The Happy Birthday song is one of those songs that everybody knows and probably sings several times a year... right?
But have you noticed that when it comes to the movies, you rarely hear the song?
But it looks like that'll be changing.
Up until Now
If you have ever heard the song in a movie, you know that the filmmaker/studio paid good money to the song's copyright owner: Warner Music Group. In fact, they have brought in around $2 million a year in licensing fees for this song alone. Depending on the project/performance. An indie documentary might have had to pay something like $1,200. For other projects, the song could have cost as much as $10,000.
That's right. For one single song. (Or there's the $150,000 fine...)
That's why most movies would skip the song altogether. Or decide to go with "For She/He's a Jolly Good Fellow" in its place (which is in the public domain).
But recently, a group of independent artists decided that enough was enough. They brought the song to court to try to prove that the copyright is no longer valid and is actually in the public domain. (By the way, any song published in 1922 or earlier is considered in the public domain. And songs in the public domain don't cost a penny...)
A Brief History
The melody was originally published in 1893 as "Good Morning to All" (written by sisters Mildred and Patty Hill). The combo melody with words appeared in 1912. (Sounds like public domain material, doesn't it?)
But when the song was included in the Irving Berlin show As Thousands Cheer in 1933, a lawsuit ensued and "Happy Birthday to You" was registered for copyright in 1935 by the Clayton F. Summy Company (publisher for the Hill sisters). Note: This was AFTER the 1922 cutoff date, which is why they could claim it wasn't in the public domain. The copyright eventually transferred to the current holders.
Fast Forward to Now
On Tuesday (September 22, 2015), the U.S. District Judge ruled that "Because Summy Co. never acquired the rights to the Happy Birthday lyrics, Defendants, as Summy Co.’s purported successors-in-interest, do not own a valid copyright in the Happy Birthday lyrics."

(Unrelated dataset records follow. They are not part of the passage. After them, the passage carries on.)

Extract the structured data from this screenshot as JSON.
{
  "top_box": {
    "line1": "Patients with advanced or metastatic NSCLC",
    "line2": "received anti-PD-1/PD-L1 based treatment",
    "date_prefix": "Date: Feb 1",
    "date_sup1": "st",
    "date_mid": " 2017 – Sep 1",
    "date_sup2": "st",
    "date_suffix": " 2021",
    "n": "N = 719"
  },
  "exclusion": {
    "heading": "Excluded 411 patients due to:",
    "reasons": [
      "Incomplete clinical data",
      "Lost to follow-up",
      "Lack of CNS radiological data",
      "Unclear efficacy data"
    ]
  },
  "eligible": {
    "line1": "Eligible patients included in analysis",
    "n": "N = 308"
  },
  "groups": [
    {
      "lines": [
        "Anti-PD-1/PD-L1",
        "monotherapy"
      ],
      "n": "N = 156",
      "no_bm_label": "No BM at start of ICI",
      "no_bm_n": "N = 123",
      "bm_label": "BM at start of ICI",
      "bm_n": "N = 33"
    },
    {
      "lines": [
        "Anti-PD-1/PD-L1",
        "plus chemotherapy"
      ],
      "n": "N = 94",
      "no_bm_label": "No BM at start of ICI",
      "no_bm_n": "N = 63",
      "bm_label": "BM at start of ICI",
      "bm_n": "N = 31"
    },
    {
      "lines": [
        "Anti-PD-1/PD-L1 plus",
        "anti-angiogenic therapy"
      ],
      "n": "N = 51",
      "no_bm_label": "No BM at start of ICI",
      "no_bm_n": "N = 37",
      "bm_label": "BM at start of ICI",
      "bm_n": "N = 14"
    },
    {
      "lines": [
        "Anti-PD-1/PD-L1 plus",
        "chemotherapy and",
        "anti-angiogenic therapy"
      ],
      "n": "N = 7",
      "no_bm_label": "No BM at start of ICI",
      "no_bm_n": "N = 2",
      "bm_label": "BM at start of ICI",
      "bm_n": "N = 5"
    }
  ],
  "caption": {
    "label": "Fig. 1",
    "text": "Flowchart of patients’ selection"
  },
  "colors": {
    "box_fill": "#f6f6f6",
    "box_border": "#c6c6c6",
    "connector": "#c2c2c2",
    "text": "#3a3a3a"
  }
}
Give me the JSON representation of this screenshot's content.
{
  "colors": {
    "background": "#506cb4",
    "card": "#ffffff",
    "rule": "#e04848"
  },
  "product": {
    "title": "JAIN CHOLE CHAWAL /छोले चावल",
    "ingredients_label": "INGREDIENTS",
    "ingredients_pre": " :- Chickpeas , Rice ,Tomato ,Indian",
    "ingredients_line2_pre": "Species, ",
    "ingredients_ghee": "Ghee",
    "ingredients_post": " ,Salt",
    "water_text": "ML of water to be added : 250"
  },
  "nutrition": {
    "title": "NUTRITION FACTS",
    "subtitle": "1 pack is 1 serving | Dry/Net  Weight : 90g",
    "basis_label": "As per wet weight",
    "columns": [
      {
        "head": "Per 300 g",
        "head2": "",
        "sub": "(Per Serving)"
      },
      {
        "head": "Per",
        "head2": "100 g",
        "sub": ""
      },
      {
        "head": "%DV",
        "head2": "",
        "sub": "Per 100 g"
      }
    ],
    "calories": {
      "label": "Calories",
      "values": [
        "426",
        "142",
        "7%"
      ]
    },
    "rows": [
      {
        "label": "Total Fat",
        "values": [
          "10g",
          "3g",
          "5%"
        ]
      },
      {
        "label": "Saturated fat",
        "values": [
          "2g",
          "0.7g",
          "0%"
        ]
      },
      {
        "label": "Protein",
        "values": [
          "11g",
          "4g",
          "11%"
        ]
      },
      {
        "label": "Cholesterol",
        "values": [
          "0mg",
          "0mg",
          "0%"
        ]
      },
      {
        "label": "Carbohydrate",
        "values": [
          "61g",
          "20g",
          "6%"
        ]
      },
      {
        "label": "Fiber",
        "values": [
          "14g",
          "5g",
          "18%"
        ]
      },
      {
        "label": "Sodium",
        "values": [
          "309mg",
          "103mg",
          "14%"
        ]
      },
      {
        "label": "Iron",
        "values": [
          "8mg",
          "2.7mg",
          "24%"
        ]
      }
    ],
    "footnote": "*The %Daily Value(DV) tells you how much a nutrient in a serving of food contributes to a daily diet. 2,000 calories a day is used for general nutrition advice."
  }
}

So... it looks like the Happy Birthday song is indeed in the public domain! The copyright is only on the particular piano arrangement, not the song itself.
Which means movies can starting showing birthday party scenes, letting characters sing to their hearts' content. But will they? Really, if you think about it, how many movies need a birthday scene? Unless the story demands it, there is really no need to have people sing Happy Birthday in a movie just for the sake of singing Happy Birthday. So, with that said, we may not see much more of the song than we currently see.
But, it's still nice for filmmakers not to have to worry about paying money to secure the permission to use such an old, well-known song.